The »Universal« or »Endless Theatre,« which Kiesler worked on from 1959 to 1961, was his final work in theatre. In 1959, Kiesler, along with seven other artists, was asked by the Theatre Guild in New York to design an ideal theatre. This request evolved into a major theatre project that Kiesler laconically named »The Universal.« Numerous designs and plans for his project, as well as a large aluminum model, are currently on display at Harvard University’s Theatre Museum. In this theatre project, Kiesler was able to master the difficult balancing act between vision and pragmatism. He placed a ten-story skyscraper atop the freestanding theatre building’s sprawling round, biomorphic back.
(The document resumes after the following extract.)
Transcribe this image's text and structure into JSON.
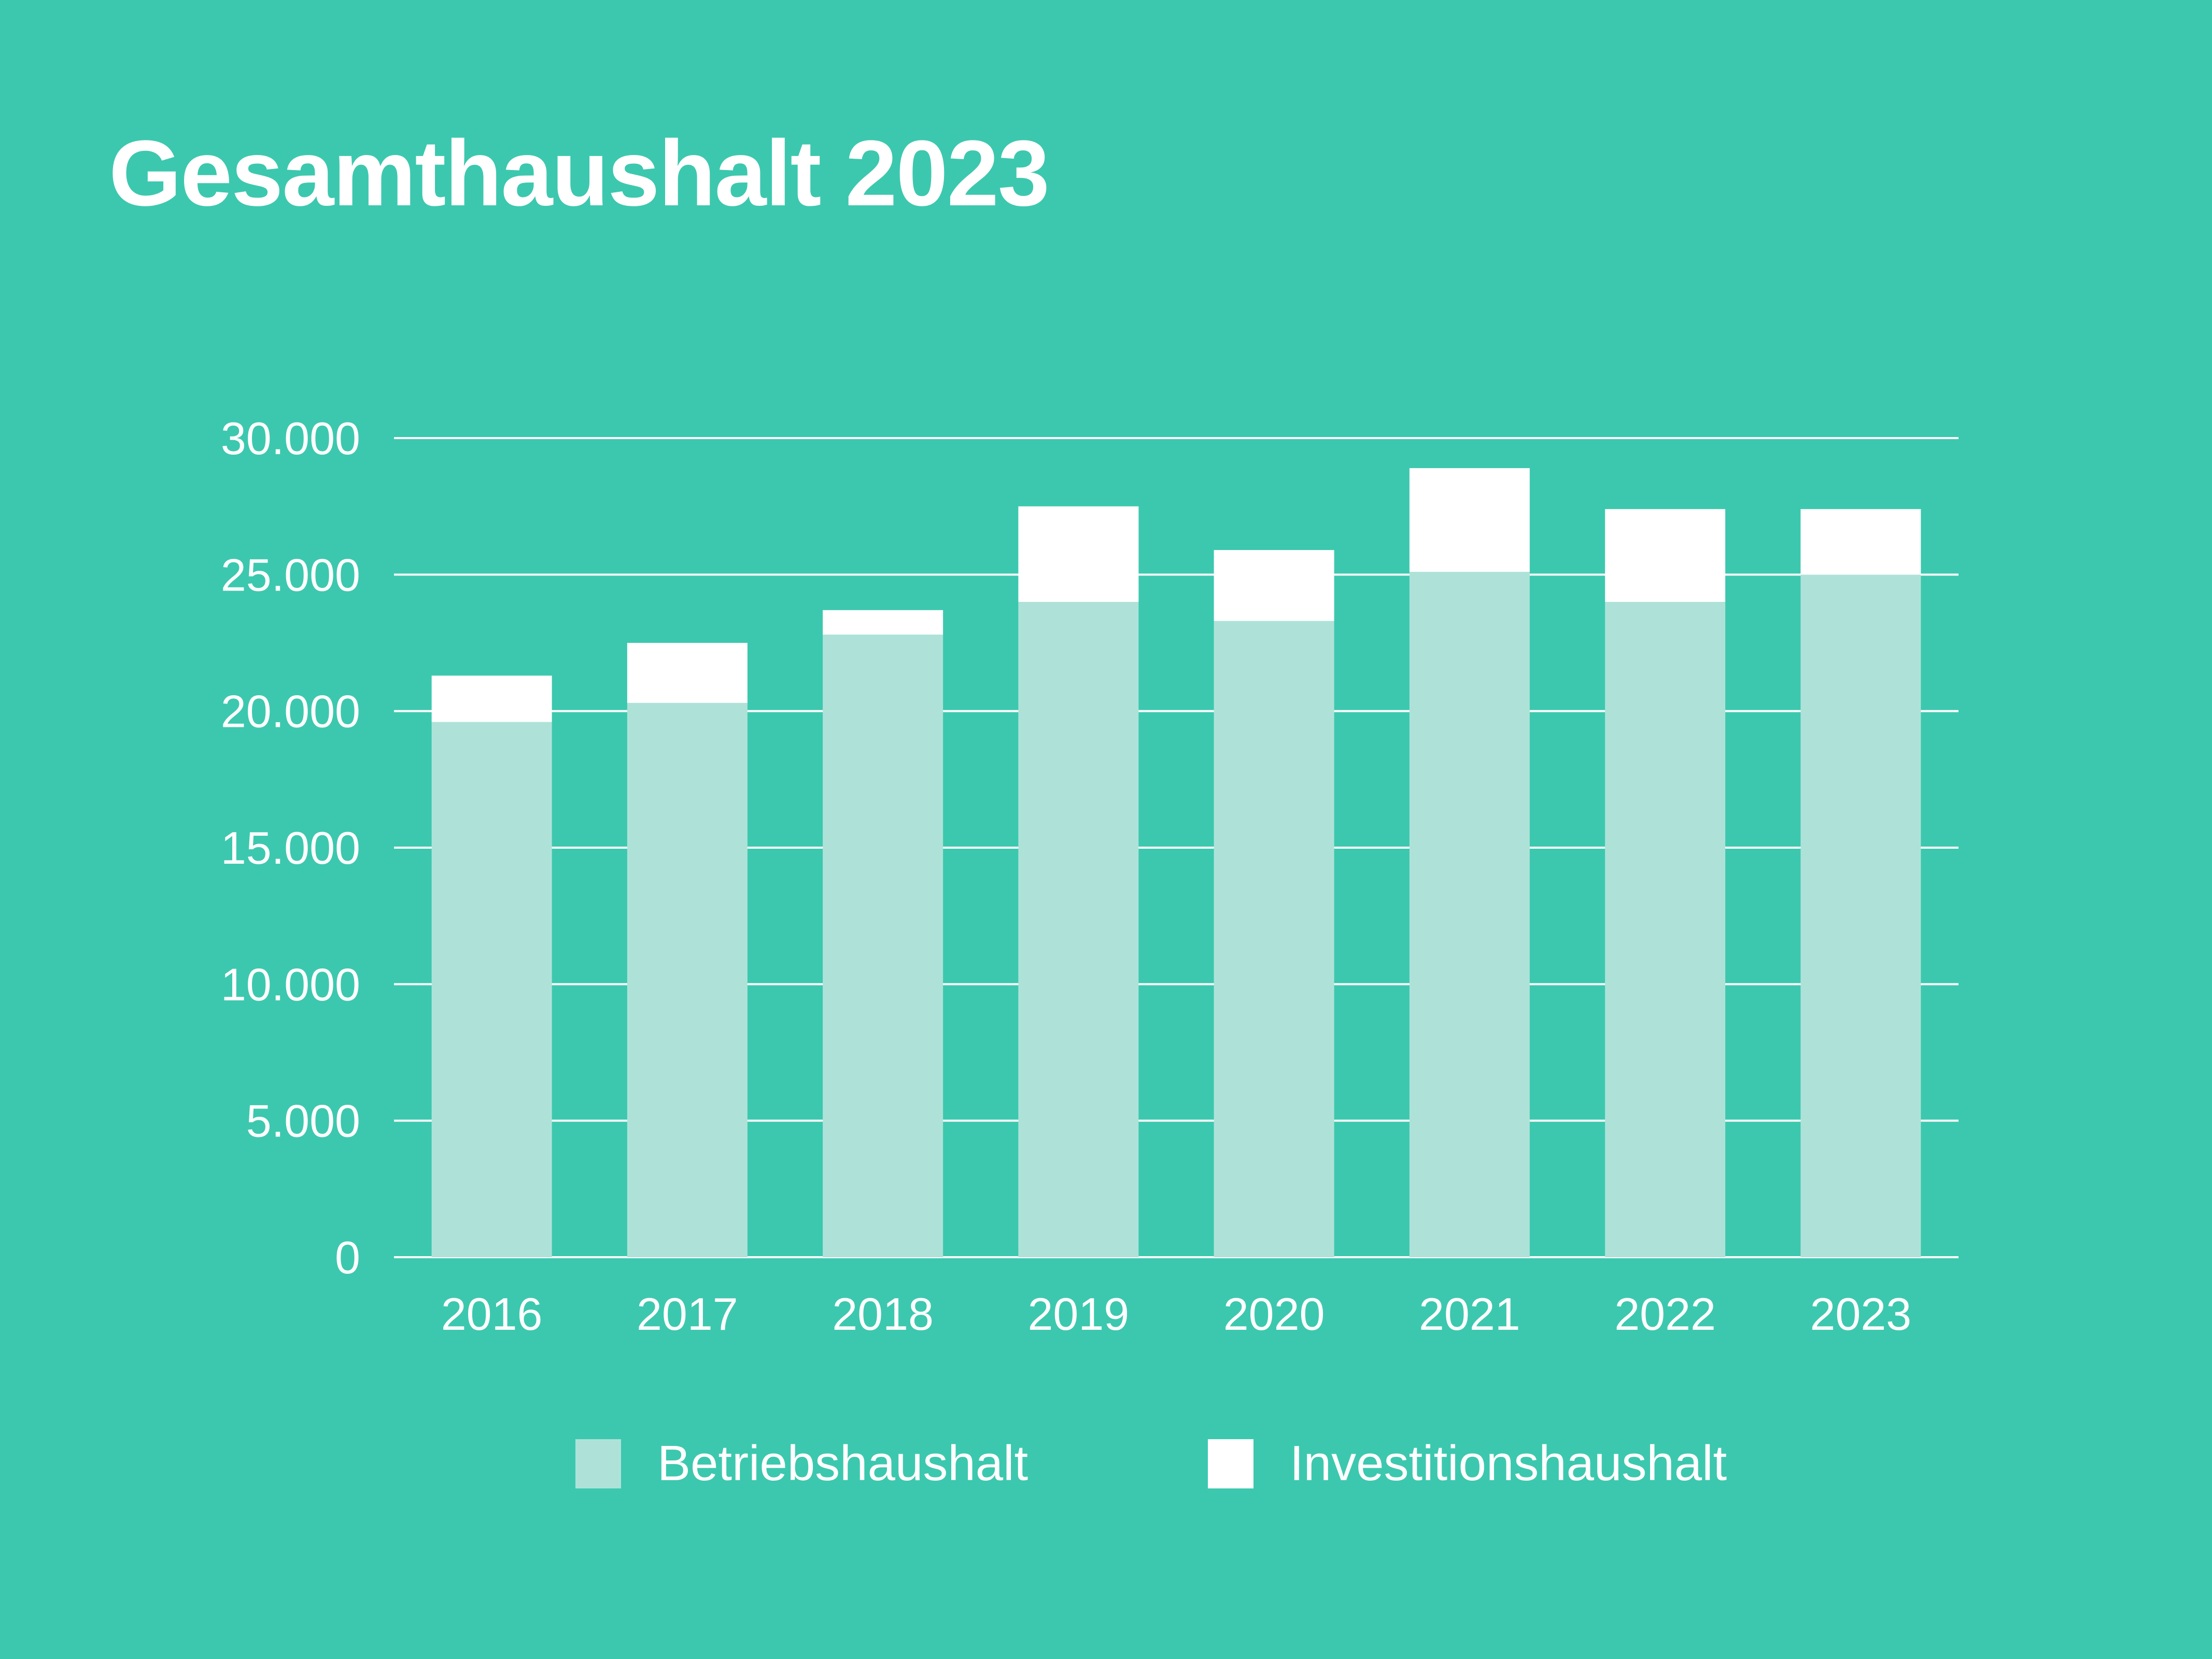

Kiesler the utopian explained in the text accompanying the project that it is not economical to plan a theatre as a single, freestanding building, as had been customary thus far.9 The air space just above was too expensive and precious to ignore. His theatre took on an unusual form: a cavern, a uterus shape. Its content however—it was a multifunctional theatre with a flexible stage—was functional and very practically thought-through.

 

Translated by Jennifer Taylor

 

1 Frederick Kiesler, “America adopts and adapts the new art in industry,” in: Siegfried Gohr, Gunda Luyken (eds.), Frederick J. Kiesler – Selected Writings. Ostfildern near Stuttgart 1996, pp. 10–14.
2 Friedrich Kiesler, “De la Nature morte vivante,” in: F. Kiesler (ed.), Internationale Ausstellung neuer Theatretechnik, exh. cat. Vienna 1924, p. 21.
3 A comprehensive discussion of the »International Exhibition of New Theatre Techniques« as well as an analysis of the »spatial stage« can be found in: Barbara Lesák, Die Kulisse explodiert. Friedrich Kieslers Theatreexperimente und Architekturprojekte 1923 – 1925. Vienna 1988.
4 Karl Kraus, “Serpentinengedankengänge,” in: Die Fackel, nos. 668–675 (December 1924), p. 39.
5 Friedrich Kiesler, “Das Railway-Theatre,” in: F. Kiesler (ed.), Internationale Ausstellung neuer Theatretechnik, exh. cat. Vienna 1924, p. II.
6 Friedrich Kiesler, “Manifest: Vitalbau – Raumstadt – Funktionelle Architektur,” in: De Stijl, issue 10/11, 1925 (reprint Amsterdam/Den Haag 1968), pp. 435–437.
7 Alfred Kerr, “Eugene O’Neill: Kaiser Jones,” in: Berliner Tageblatt, January 9, 1924.
8 Friedrich Kiesler, “The Theatre Is Dead,” in: The Little Review, special theatre issue, New York, Winter 1926, p. 1.
9 Frederick J. Kiesler, “The Universal,” in: The American Federation of Arts (ed.), The Ideal Theatre: Eight Concepts. New York 1962, pp. 93–94.